Against this backdrop of ideological artifice stands the sanity of a growing awareness of nature itself. We see, rather clearly, that unbridled technology and exploitation of the environment yields disastrous results. Questions about non-intervention of genetically modified seed-lines are not only reasonable, they press an important point. Are we engineering our way into a world of unhealthy, even poisonous foods? We conquer disease only to invent un-treatable bacteria. We rightly wonder at our alienation from nature and the natural demands of the human body.
But these very questions are being asked by people who themselves embrace a relatively unimpeded use of technological interventions within human beings (including the genome). The contradiction seems to be ignored. If the contradiction were noticed then the question of what is natural for human beings, perhaps even, what is the traditioned, given, human existence would have to be examined for once.

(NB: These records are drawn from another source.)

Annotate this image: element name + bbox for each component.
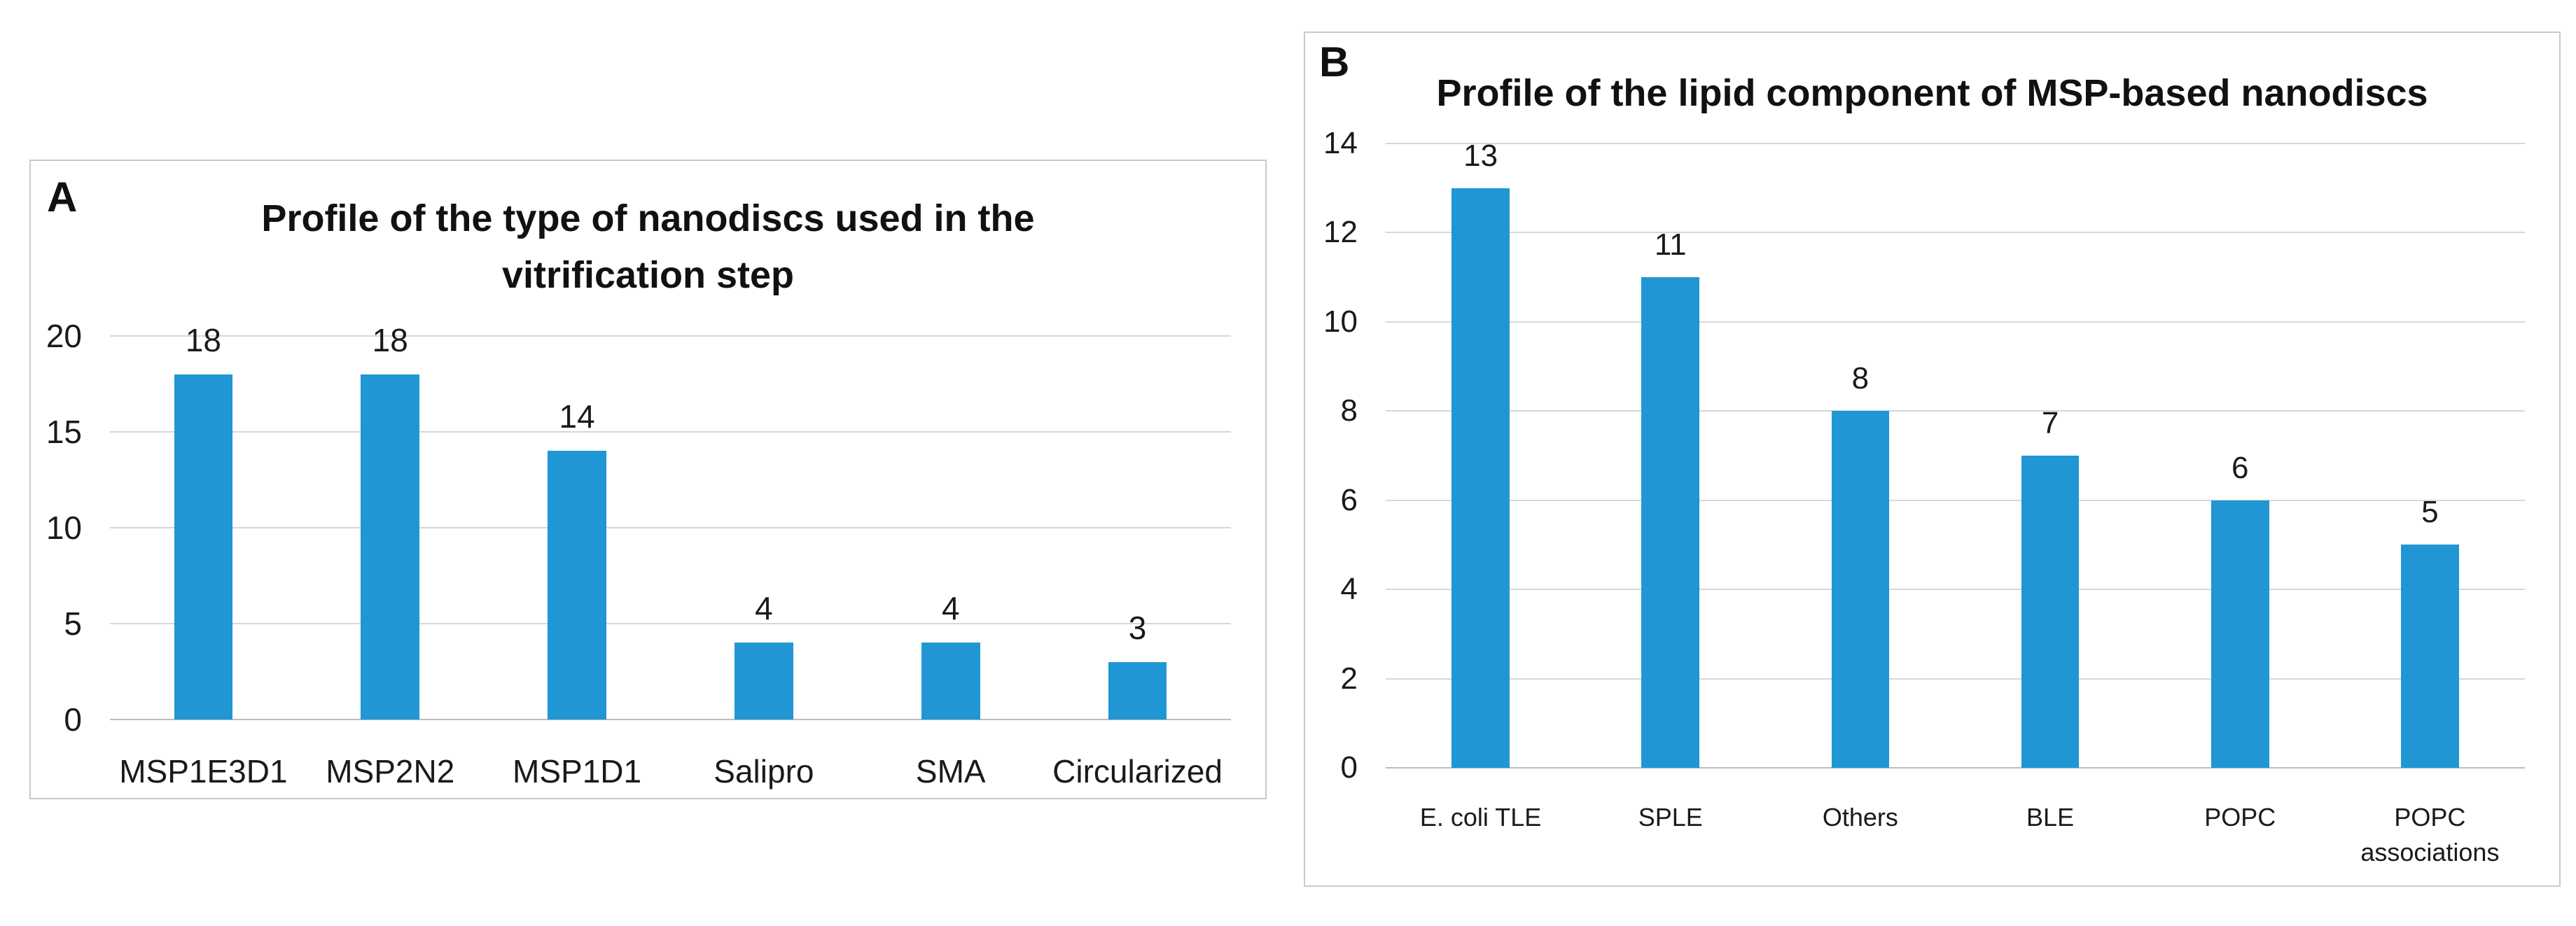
gridline — [1386, 232, 2525, 234]
x-axis-category-label: POPC associations — [2360, 803, 2500, 867]
gridline — [1386, 410, 2525, 412]
bar-value-label: 6 — [2232, 450, 2249, 485]
y-axis-tick-label: 0 — [64, 701, 82, 738]
bar-value-label: 14 — [559, 398, 595, 435]
bar-ble — [2021, 456, 2080, 768]
y-axis-tick-label: 14 — [1323, 126, 1358, 160]
bar-msp1d1 — [548, 451, 606, 720]
y-axis-tick-label: 8 — [1340, 393, 1358, 428]
x-axis-category-label: Others — [1822, 803, 1898, 832]
gridline — [1386, 589, 2525, 591]
bar-value-label: 11 — [1654, 227, 1687, 262]
panel-a-chart-title: Profile of the type of nanodiscs used in… — [261, 197, 1035, 296]
panel-b: B Profile of the lipid component of MSP-… — [1304, 31, 2561, 887]
x-axis-category-label: MSP2N2 — [326, 753, 455, 790]
bar-circularized — [1108, 661, 1167, 720]
bar-value-label: 4 — [941, 590, 960, 627]
bar-value-label: 18 — [185, 321, 221, 358]
x-axis-baseline — [1386, 767, 2525, 769]
y-axis-tick-label: 15 — [46, 414, 82, 450]
x-axis-category-label: MSP1E3D1 — [119, 753, 288, 790]
panel-a-bar-chart: 0 5 10 15 20 18 MSP1E3D1 18 MSP2N2 14 MSP1D1 4 Salip… — [31, 161, 1265, 798]
bar-value-label: 7 — [2041, 406, 2059, 440]
bar-popc — [2211, 500, 2269, 768]
panel-b-chart-title: Profile of the lipid component of MSP-ba… — [1436, 72, 2428, 114]
gridline — [110, 527, 1231, 528]
bar-salipro — [734, 643, 793, 720]
x-axis-category-label: POPC — [2204, 803, 2276, 832]
gridline — [110, 431, 1231, 433]
x-axis-category-label: SMA — [915, 753, 986, 790]
bar-value-label: 8 — [1851, 361, 1870, 396]
gridline — [110, 335, 1231, 337]
y-axis-tick-label: 6 — [1340, 482, 1358, 517]
y-axis-tick-label: 5 — [64, 605, 82, 642]
gridline — [110, 623, 1231, 624]
bar-others — [1831, 411, 1890, 768]
x-axis-category-label: Circularized — [1052, 753, 1223, 790]
bar-value-label: 3 — [1128, 609, 1147, 646]
panel-b-bar-chart: 0 2 4 6 8 10 12 14 13 E. coli TLE 11 SPLE 8 Others 7 BL… — [1305, 33, 2559, 885]
gridline — [1386, 678, 2525, 680]
panel-b-letter: B — [1319, 38, 1350, 85]
bar-sple — [1641, 277, 1700, 768]
x-axis-category-label: Salipro — [713, 753, 814, 790]
gridline — [1386, 499, 2525, 501]
bar-popc-associations — [2401, 545, 2459, 768]
y-axis-tick-label: 2 — [1340, 661, 1358, 696]
x-axis-category-label: E. coli TLE — [1419, 803, 1542, 832]
bar-e-coli-tle — [1451, 188, 1510, 768]
y-axis-tick-label: 20 — [46, 318, 82, 354]
panel-a: A Profile of the type of nanodiscs used … — [29, 160, 1267, 799]
gridline — [1386, 143, 2525, 144]
panel-a-letter: A — [47, 174, 78, 220]
bar-value-label: 13 — [1463, 138, 1498, 173]
gridline — [1386, 321, 2525, 323]
x-axis-category-label: BLE — [2026, 803, 2075, 832]
x-axis-category-label: SPLE — [1638, 803, 1703, 832]
bar-value-label: 5 — [2421, 495, 2439, 530]
y-axis-tick-label: 10 — [1323, 304, 1358, 339]
bar-msp1e3d1 — [174, 374, 233, 720]
y-axis-tick-label: 4 — [1340, 572, 1358, 607]
bar-msp2n2 — [361, 374, 420, 720]
bar-value-label: 18 — [372, 321, 408, 358]
y-axis-tick-label: 0 — [1340, 750, 1358, 785]
x-axis-category-label: MSP1D1 — [513, 753, 642, 790]
y-axis-tick-label: 12 — [1323, 215, 1358, 250]
bar-sma — [921, 643, 980, 720]
bar-value-label: 4 — [755, 590, 773, 627]
x-axis-baseline — [110, 719, 1231, 720]
y-axis-tick-label: 10 — [46, 510, 82, 546]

Such questions, however, are obscured by the noise of the continued fray of political voices that compete for attention in the battle of will versus will. It is the sound of our times. It is the continuing echo of the modern project that will only persist in trying to solve that which needs no solving other than true discovery and admission.

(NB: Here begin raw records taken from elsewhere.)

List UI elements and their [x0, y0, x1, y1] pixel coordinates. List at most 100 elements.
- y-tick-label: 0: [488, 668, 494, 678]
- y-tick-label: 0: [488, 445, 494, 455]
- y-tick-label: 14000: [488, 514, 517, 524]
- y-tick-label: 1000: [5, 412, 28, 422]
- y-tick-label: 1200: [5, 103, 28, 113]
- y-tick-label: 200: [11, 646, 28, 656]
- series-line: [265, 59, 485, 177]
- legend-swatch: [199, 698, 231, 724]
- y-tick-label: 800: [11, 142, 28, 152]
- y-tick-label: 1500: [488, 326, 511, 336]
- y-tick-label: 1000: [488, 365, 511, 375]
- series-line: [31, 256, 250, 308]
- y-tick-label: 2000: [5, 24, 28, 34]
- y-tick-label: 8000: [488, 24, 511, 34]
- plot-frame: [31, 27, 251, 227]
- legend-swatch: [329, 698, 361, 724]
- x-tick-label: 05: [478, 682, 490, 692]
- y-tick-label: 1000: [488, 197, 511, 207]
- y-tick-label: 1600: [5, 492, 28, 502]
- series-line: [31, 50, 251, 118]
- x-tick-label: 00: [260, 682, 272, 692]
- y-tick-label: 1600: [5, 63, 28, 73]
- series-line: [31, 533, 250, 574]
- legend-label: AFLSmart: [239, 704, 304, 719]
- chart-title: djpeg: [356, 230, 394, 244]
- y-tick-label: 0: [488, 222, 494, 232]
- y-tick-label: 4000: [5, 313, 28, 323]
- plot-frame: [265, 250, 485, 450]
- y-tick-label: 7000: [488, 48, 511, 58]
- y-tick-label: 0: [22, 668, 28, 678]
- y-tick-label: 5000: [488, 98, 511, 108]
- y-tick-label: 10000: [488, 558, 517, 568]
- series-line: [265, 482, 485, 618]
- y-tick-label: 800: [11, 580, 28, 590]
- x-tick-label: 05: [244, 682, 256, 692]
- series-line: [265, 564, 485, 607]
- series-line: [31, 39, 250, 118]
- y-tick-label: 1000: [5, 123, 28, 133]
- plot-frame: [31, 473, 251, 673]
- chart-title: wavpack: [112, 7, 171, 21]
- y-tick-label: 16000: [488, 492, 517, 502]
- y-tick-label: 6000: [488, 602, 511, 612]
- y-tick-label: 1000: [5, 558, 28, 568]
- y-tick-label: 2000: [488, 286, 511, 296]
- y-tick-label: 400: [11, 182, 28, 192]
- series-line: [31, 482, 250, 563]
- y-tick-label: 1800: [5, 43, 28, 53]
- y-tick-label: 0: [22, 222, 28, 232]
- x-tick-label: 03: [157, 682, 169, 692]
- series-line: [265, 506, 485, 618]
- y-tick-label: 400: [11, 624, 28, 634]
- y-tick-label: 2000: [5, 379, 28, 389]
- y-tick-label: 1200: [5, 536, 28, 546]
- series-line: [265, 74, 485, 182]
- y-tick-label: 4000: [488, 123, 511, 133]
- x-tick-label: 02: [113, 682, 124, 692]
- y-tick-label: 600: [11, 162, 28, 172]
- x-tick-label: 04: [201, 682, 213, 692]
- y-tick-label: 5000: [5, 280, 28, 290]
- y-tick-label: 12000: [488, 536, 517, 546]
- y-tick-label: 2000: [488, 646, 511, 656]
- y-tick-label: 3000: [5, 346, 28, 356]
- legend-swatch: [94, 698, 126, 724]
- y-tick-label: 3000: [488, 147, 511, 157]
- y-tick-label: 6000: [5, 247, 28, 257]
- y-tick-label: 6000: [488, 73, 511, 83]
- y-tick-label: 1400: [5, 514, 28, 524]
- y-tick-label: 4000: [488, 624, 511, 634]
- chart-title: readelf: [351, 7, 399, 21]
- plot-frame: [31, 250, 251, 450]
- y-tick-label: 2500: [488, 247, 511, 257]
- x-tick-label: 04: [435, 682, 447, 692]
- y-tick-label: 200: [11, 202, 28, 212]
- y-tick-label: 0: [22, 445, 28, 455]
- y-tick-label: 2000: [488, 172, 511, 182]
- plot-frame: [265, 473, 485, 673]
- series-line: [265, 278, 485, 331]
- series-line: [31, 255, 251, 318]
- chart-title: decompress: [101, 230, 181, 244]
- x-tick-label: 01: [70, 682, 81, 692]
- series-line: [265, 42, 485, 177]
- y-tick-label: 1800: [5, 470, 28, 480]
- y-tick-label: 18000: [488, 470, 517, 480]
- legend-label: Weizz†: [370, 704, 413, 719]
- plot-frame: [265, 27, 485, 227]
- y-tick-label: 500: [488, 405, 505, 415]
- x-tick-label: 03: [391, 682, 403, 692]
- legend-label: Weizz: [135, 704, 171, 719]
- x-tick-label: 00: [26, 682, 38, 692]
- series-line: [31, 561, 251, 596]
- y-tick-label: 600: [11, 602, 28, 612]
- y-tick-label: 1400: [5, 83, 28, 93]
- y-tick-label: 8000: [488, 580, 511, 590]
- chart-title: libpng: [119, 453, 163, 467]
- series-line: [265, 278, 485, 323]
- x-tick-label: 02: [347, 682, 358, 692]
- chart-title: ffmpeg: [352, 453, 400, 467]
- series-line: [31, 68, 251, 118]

Life as communion is our natural existence. There are imbalances and frustrations, errors to be corrected and injustices to be corrected. But, in the end, the common human life, the life lived as a common life, is the only life that is life-giving. That truth and the path of that truth are found through the patient endurance of our common existence and the willingness to live within the bounds of our true existence.
No traditional society is perfect. Our abuse of one another is quite ancient. But the instinct of the modern project that we should throw off the bonds of tradition and re-imagine the world only makes us prisoners to other very ancient foes. There are very few things that admit of a political solution. The march of liberation and continuing declaration of rights sets the stage for every succeeding debate and power struggle. None of them sets the stage for greater communion, nor the change of the human heart that is only found in communion.
Because communion is not a political project, it is not a competitor within the political world. It is not an argument for solving problems (it is the solution); it is not the dream of a better world (it is the willingness to live in the present one). It is family, children, sickness, weakness, kindness, sharing, prayer. It is transformative but not as political solution. The Christian Church is precisely such a life in communion.
The modern project has changed the nature of the human conversation. Because it locates the solution for all things (its “better world”) within the political realm, it judges all things within that setting. Only those things that can argue for a better political solution are given attention, everything else is deemed to be impractical or somehow belonging to something other than the “real world.” When Christians choose to agree with the assumptions of the modern project, they agree as well that the Church serves only an ancillary position, perhaps as adviser or moral coach. Too often, however, simply agreeing to be part of the modern conversation is already an abandonment of faith.
Christ has not made the Kingdom of God hostage to the politics of any culture. The life that He has given us is already present and immediately available. It requires that it be lived. Just lived.